THE CONTINUOUS IMPROVEMENT CYCLE FOR FUEL FORECOURT AND CONVENIENCE RETAIL SUCCESS

by Anila Siraj, VP Kalibrate Strategy Group

The continuous improvement cycle is about more than just constant development. Continuous improvement is a detailed and exacting process with a momentum entirely dependent on executing with best practices top of mind. Though it can be applicable across many business types and objectives, we'll focus here on its value in forecourt and convenience retail success.

How Does it Work? A Breakdown

The first step in a successful continuous improvement cycle is to benchmark current status — identify what you're doing right and understand where there may be gaps in your overall performance. There is a difference between benchmarking your past successes and "benchmarking" overall performance. Even with the best BI tool on the market, you won't be able to accurately benchmark without the right data, or without taking a big picture view. Consider where you benchmark against yourself, other retailers and other competing brands — as a whole. If you are looking to improve in a given market, look at how your brand performs in one market vs. another. If your objective is to understand the performance of the sites in a given network, consider benchmarking against other networks. Whatever your objective, start by backing way, way up and looking at the whole, not the details — yet.

Once you've assessed where you are and where there may be gaps in performance, then you can drill down into what is creating those gaps and what needs to be done to bridge them. This is the strategizing part of the process and where you can begin to incorporate the 7 Elements of Fuel and Convenience Retail Success. Use the 7 Elements to guide macro and micro benchmarking and simulate potential improvements. Where do you benchmark against yourself and against your top competitor on merchandising? On facilities? On operations? What changes can you make that will provide the highest return? You may choose to just drill into one element, specifically, in order to keep the continuous improvement cycle focused. However, bear in mind that all of the elements interact and affect one another in varied ways.

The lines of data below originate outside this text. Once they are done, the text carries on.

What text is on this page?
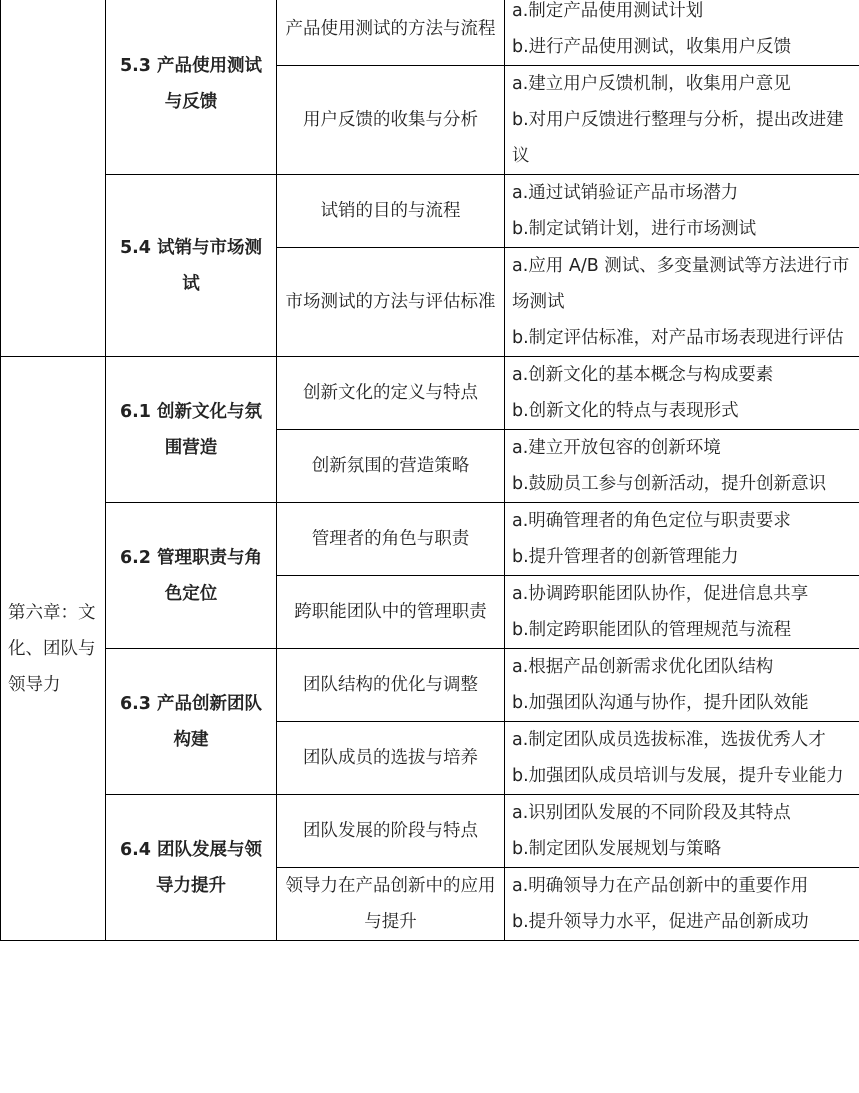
	5.3 产品使用测试与反馈	产品使用测试的方法与流程	a.制定产品使用测试计划
b.进行产品使用测试，收集用户反馈

		用户反馈的收集与分析	a.建立用户反馈机制，收集用户意见
b.对用户反馈进行整理与分析，提出改进建议

	5.4 试销与市场测试	试销的目的与流程	a.通过试销验证产品市场潜力
b.制定试销计划，进行市场测试

		市场测试的方法与评估标准	a.应用 A/B 测试、多变量测试等方法进行市场测试
b.制定评估标准，对产品市场表现进行评估

第六章：文化、团队与领导力	6.1 创新文化与氛围营造	创新文化的定义与特点	a.创新文化的基本概念与构成要素
b.创新文化的特点与表现形式

		创新氛围的营造策略	a.建立开放包容的创新环境
b.鼓励员工参与创新活动，提升创新意识

	6.2 管理职责与角色定位	管理者的角色与职责	a.明确管理者的角色定位与职责要求
b.提升管理者的创新管理能力

		跨职能团队中的管理职责	a.协调跨职能团队协作，促进信息共享
b.制定跨职能团队的管理规范与流程

	6.3 产品创新团队构建	团队结构的优化与调整	a.根据产品创新需求优化团队结构
b.加强团队沟通与协作，提升团队效能

		团队成员的选拔与培养	a.制定团队成员选拔标准，选拔优秀人才
b.加强团队成员培训与发展，提升专业能力

	6.4 团队发展与领导力提升	团队发展的阶段与特点	a.识别团队发展的不同阶段及其特点
b.制定团队发展规划与策略

		领导力在产品创新中的应用与提升	a.明确领导力在产品创新中的重要作用
b.提升领导力水平，促进产品创新成功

Next, forecast what your performance will be when the gaps you've identified are bridged. This starts by creating specific goals for your action plan. Let's say you have identified a clear gap in your site operations that is impacting your overall performance. Do you want to reach a certain level of operational efficiency to bridge that gap? What steps need to be taken and by when? Outline your goals clearly. An excellent BI tool will include predictive modeling to help you forecast, and that forecasting is critical to creating reasonable goals and expectations for ROI. There are often times millions of dollars at stake to make some of the capital improvements you identify as gaps. Continuous improvement simply doesn't function without a reliable forecast and a resulting goal.

You are now ready to implement the changes you believe will help bridge the gaps you've identified, driving to your goal. Then, to "complete" the cycle (which is inherently never complete), continuously monitor and analyze your performance, creating new benchmarks, new goals and new implementations as you forge ahead.

To review, the continuous improvement cycle for fuel forecourt success involves the following five steps (with some overlap, chronologically):

1. Benchmark
2. Strategize
3. Forecast
4. Implement
5. Monitor/Analyze

Who is Involved?

From top-level executives to site managers, everyone is involved in maintaining brand and organization success. If an executive makes a change and wants to distribute a message, it's important that site managers understand that message and espouse it, as well. Continuous improvement takes investment from every level and role at your organization.

What are the Challenges of Continuous Improvement?

One of the largest challenges of achieving continuous improvement involves plan creation. To ensure a robust and focused plan is created, it is paramount that your data, your strategy and forecasted performance projections are of the highest quality. Look outside your organization for resources if they don't exist within. Assuming you choose the partnership route, the main challenges of continuous improvement will come to light: finding the investment to make the changes and implementing the changes the way they were communicated. Often, data and analytics won't sway subjectivity. But in order to improve, your teams should avoid subjectivity as much as possible, trusting in the value of your plan.

An additional challenge lies in a sense of defeat. What if you benchmark poorly on something you don't feel you can improve? Location is quite a common sticking point. Though you can't change location itself on a site-by-site basis, you can improve performance (using the other six elements) given the location you possess. For example, based on the traffic to your location, could you improve by creating entrances on two sides of the forecourt to create a better flow and higher volume? You can use the six elements to live up to the potential of your location; therefore, you should not allow static properties of your site to deter you from enacting the continuous improvement cycle.